Matz — who, like Syndergaard, can crank up his fastball to the high 90s — had the second-best ERA (2.24) and second-most strikeouts (131 in 140 2/3 innings) among all Mets minor leaguers last season.
Former Cy Young Award winner Viola, another lefty from Long Island, said Matz has made huge strides since 2013, when the two worked together at Single-A Savannah.
“If you knew him when I knew him, coming back from Tommy John, having ups and downs, not knowing if he’d ever pitch again, doubts and questions all over the place, to see where he’s gone over the last three years as a pitcher and as a person, you root for him,” Viola said. “He’s a kid who’s got that ‘it’ factor.”
So much so that Mets pitching coach Dan Warthen has compared Matz to Clayton Kershaw and Viola has compared him to Madison Bumgarner for his big-game performances in the minors.
Matz pitched 7 1/3 no-hit innings for Double-A Binghamton in its Eastern League title-clinching game in September and also won the 2013 South Atlantic League championship game for Savannah.
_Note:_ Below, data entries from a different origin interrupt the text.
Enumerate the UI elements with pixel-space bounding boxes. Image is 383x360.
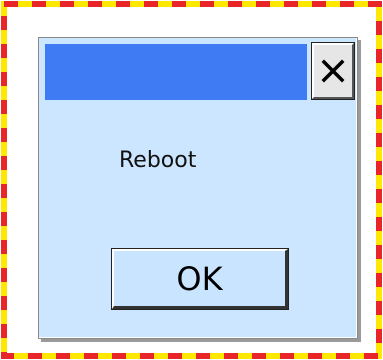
close-button[interactable] xyxy=(311,42,355,100)
dialog-message: Reboot xyxy=(119,148,197,173)
ok-button[interactable]: OK xyxy=(111,248,289,310)
title-bar[interactable] xyxy=(45,44,307,100)
ok-button-label: OK xyxy=(176,259,223,298)
close-icon xyxy=(321,59,345,83)
reboot-dialog: Reboot OK xyxy=(38,37,358,339)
“He’s proven the bigger the game, at least on the minor league level, the better he is,” Viola said. “When you have that type of not only competitive nature, but that ‘it’ factor I’m talking about, it’s nice to watch.”
Matz is slated to start tonight’s season opener for the 51s, whose home opener is April 17 vs. Fresno at Cashman Field. Rounding out the rotation are Syndergaard, Matt Bowman, the Mets’ No. 18 prospect, Tyler Pill and Darin Gorski.
“We’re solid in the pitching department,” said Backman, who has guided Las Vegas to two consecutive 81-win seasons for the first time in franchise history. “We’ve got a great starting rotation, we’ve got better defense this year and more team speed.”
The 51s return catcher Kevin Plawecki, the Mets’ No. 5 prospect whom Backman said is capable of being a 25-home run hitter in the big leagues; shortstop Matt Reynolds, New York’s No. 12 prospect who batted .343 and had 20 steals last season for Las Vegas and Binghamton; and super utilityman Eric Campbell, the 51s’ 2013 Most Valuable Player who spent most of last season with the Mets and was the last player cut by New York in spring training this year.
The 51s also will feature speedy second baseman Dilson Herrera, the Mets’ No. 4 prospect who last season had 16 homers, 82 RBIs and 23 steals for the Mets, Binghamton and Single-A St. Lucie.
“The kid’s going to be a big league All-Star some day,” said Backman, who has led Las Vegas to two straight division titles. “I liked the guys I had last year, but I think we have a lot more athleticism on this club. I’m looking forward to playing after Sept. 7 again.”